Perhaps Patrick’s political calculus is on the mark, and he will succeed at simultaneously opposing a gas tax while condoning the cigarette levy. Voters are, perhaps, more tolerant of gasoline than of cigarettes. The political power of the average smoker, moreover, is far outweighed by that of the average driver. Smokers are far less wealthy and far fewer in number than drivers.

Politicians, regardless of party affiliation, are no less self-interested than anyone else. We would all benefit from an honest debate about the economic benefits of a higher gas tax – but as long as the polls indicate how unpopular a move it is, we will be subjected to an ever increasing cacophony of economic silliness.

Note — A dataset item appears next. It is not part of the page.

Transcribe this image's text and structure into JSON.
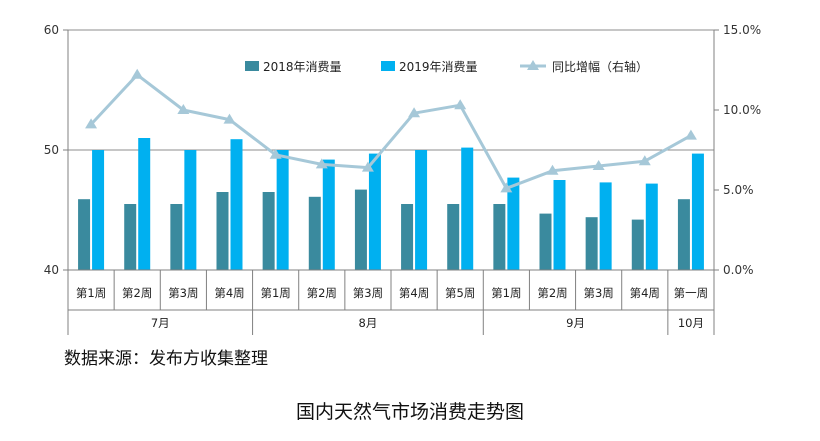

Perhaps the new governor is an admirer of H.L. Mencken: “No one in this world has ever lost money by underestimating the intelligence of the great masses of the plain people. Nor has anyone ever lost public office thereby.”

He might do well, however, to consider the thoughts of a proven leader who observed that not all of the people can be fooled all of the time.

John Barry is president of American Investment Services. Mike Rizzo, PhD., is senior economist at American Institute for Economic Research.